Deese and his co-authors suggested more competition would eliminate such practices. He acknowledged meat companies were facing higher input costs and labour shortages but was dismissive of those factors.

“If rising input costs were driving rising meat prices, those profit margins would be roughly flat, because higher prices would be offset by the higher costs. Instead, we’re seeing the dominant meat processors use their market power to extract bigger and bigger profit margins for themselves. Businesses that face meaningful competition can’t do that, because they would lose business to a competitor that did not hike its margins.”

Repeating a September pledge to take “strong actions to crack down on illegal price-fixing, enforce antitrust laws, and bring more transparency to the meat-processing industry”, the authorities are taking further measures to encourage competition.

The Department of Agriculture has announced a new loan guarantee programme for “small” meat processors and distributors.
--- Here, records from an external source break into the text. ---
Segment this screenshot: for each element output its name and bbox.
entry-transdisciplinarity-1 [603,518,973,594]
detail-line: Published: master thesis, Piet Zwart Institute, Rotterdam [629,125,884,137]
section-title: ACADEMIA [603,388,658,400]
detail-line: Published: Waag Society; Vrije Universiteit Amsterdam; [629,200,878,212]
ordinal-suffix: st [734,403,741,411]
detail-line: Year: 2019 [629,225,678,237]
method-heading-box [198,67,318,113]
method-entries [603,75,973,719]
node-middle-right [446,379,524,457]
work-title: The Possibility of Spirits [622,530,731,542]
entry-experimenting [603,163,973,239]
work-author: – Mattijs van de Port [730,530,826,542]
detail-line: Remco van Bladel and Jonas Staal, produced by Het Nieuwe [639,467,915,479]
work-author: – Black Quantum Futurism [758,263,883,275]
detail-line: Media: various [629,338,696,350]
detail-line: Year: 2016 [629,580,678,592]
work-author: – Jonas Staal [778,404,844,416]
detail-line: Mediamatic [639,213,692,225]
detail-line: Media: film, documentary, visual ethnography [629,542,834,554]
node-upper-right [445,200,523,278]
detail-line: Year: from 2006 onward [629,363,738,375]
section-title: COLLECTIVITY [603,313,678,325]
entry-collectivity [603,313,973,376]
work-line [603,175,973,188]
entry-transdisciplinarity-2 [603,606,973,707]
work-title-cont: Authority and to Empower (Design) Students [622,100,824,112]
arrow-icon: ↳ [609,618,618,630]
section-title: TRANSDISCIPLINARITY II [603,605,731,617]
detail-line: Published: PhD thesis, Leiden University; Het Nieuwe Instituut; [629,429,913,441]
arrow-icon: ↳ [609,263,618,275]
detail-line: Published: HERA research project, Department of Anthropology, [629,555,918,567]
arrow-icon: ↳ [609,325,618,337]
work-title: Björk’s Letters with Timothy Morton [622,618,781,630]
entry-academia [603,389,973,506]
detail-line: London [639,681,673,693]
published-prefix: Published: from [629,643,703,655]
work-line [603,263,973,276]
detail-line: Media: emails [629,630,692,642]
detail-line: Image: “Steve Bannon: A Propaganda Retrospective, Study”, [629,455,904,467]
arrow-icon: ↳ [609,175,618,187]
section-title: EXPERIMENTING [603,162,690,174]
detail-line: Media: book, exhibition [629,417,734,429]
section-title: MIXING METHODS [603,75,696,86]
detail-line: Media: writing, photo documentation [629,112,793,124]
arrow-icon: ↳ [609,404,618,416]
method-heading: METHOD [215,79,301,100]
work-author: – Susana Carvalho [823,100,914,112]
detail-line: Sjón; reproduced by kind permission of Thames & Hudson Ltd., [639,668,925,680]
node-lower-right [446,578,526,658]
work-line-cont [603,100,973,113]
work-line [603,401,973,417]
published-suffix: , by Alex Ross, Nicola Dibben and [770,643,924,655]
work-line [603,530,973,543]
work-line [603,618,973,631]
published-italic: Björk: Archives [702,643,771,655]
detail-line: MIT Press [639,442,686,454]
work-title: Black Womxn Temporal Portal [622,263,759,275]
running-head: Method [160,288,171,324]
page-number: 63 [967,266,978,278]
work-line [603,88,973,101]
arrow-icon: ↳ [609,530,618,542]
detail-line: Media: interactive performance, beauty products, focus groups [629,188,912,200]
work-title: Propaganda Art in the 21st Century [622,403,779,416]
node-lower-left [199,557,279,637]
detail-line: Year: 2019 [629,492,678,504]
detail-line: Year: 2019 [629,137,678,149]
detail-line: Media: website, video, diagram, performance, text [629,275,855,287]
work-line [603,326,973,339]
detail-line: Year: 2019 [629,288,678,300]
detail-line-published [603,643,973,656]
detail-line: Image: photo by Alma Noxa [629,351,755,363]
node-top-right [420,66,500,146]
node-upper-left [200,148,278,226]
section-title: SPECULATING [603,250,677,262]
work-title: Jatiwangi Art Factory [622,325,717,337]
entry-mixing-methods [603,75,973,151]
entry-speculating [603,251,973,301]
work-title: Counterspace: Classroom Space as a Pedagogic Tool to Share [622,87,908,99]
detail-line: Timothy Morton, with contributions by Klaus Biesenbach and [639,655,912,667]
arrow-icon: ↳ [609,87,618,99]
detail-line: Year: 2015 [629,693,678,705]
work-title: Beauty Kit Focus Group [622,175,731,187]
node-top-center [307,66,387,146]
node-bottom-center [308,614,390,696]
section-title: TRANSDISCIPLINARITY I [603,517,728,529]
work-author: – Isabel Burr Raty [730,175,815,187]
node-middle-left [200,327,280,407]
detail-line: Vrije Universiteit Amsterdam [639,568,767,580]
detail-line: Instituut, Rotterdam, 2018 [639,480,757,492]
It will use US$100m from the so-called American Rescue Plan – a Covid-19 stimulus packaged introduced this year – to “leverage approximately $1 billion in lending capital through community and private-sector lenders to expand meat and poultry processing capacity and finance other food supply chain infrastructure”.

Senators are also backing the proposition of a Cattle Price Discovery and Transparency Act to “return fairness to the cattle marketplace dominated by four major meatpackers”.